17. The process as set forth in claim 11 wherein said conduit is in the first opening, and wherein said outlet is closed thereby to allow static testing of fluid in the chamber.

18. The process as set forth in claim 11 wherein said opening is a first opening in the upper end closure, said conduit is in the first opening, and the fluid flows into the test chamber and exits the test chamber through a second opening in the lower end closure.

19. The process as set forth in claim 11 further comprising physically removing the biofilm from said conduit or at least one portion of said conduit and assaying the removed biofilm.

20. The process as set forth in claim 19 further comprising cutting said conduit into segments after said conduit is removed from said apparatus; placing the segments into a container; adding a buffer solution to the container; physically removing the biofilm via sonication and vortexing, and assaying the removed biofilm for the number of organisms in the biofilm.

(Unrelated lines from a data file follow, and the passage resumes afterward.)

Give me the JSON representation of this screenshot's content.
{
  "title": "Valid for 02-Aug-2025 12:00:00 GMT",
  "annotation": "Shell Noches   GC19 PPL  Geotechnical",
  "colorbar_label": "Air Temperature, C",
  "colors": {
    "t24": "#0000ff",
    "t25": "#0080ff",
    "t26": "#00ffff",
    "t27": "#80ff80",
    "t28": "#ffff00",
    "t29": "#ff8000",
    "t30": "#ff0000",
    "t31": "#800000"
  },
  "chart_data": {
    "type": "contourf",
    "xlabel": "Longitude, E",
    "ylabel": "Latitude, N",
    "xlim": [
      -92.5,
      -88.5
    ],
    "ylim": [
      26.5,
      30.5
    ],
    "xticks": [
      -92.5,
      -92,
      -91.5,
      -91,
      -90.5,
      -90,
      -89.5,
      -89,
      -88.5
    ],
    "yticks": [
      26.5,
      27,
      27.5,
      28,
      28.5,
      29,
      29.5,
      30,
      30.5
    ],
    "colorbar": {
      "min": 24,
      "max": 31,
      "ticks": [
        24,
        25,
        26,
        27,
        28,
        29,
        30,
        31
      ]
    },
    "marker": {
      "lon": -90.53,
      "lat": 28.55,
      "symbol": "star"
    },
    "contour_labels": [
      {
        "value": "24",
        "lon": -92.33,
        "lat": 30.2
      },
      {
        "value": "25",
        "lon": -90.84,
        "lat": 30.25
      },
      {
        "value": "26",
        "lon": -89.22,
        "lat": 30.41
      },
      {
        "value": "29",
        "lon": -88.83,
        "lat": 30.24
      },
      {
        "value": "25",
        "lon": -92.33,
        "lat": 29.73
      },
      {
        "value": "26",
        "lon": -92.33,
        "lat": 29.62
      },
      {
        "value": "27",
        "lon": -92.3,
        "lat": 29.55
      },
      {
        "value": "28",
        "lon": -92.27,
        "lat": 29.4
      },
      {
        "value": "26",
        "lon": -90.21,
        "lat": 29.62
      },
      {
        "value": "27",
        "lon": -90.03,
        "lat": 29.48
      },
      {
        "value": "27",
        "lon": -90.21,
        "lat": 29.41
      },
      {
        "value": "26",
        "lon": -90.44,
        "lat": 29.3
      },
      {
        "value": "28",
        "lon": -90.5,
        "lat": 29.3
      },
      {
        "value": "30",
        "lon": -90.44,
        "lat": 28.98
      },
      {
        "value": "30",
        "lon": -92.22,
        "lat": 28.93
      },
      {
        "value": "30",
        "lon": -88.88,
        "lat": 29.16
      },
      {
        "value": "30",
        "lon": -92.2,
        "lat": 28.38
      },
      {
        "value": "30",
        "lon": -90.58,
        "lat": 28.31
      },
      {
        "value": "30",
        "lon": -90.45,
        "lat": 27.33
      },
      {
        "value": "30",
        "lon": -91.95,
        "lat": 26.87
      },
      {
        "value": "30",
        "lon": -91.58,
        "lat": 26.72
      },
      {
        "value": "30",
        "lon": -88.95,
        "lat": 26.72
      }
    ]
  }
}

21. The process as set forth in claim 11 wherein said conduit is treated with an antibiotic or a biofilm formation inhibitor before passing the fluid through said conduit to expose said conduit to biofilm forming organisms; and the biofilm is analyzed by assaying the number of organisms in the biofilm.

22. The process as set forth in claim 21 wherein said conduit is treated by coating said conduit with a solution of the antimicrobial agent or biofilm formation inhibitor.

23. The process as set forth in claim 21 wherein the antimicrobial agent or biofilm formation inhibitor comprises a glycoprotein, a polysaccharide, a non-steroidal anti-inflammatory drug (NSAID), tetracycline, rifamycin, a macrolide, penicillin, cephalosporin, a beta-lactam antibiotic, an aminoglycoside, chloramphenicol, a sulfonamide, a glycopeptide, a quinolone, fusidic acid, trimethoprim, metronidazole, clindamycin, mupirocin, a polyene, an azole, a benzalkonium halide, a silver salt, a beta-lactam inhibitor, triclosan, chlorhexidine, nitrofurazone, rifampin, gentamycin, minocyclin, imipenem, aztreonam, sulbactam, or a chelating agent.

24. The process as set forth in claim 21 wherein the biofilm formation inhibitor comprises EDTA (ethylenediaminetetraacetic acid), EGTA (O,O′-bis(2-aminoethyl)ethyleneglycol-N,N,N′,N′-tetraacetic acid), salicylic acid or a salt thereof, mucin, or chitosan.

25. The process as set forth in claim 24 wherein the biofilm formation inhibitor comprises mucin.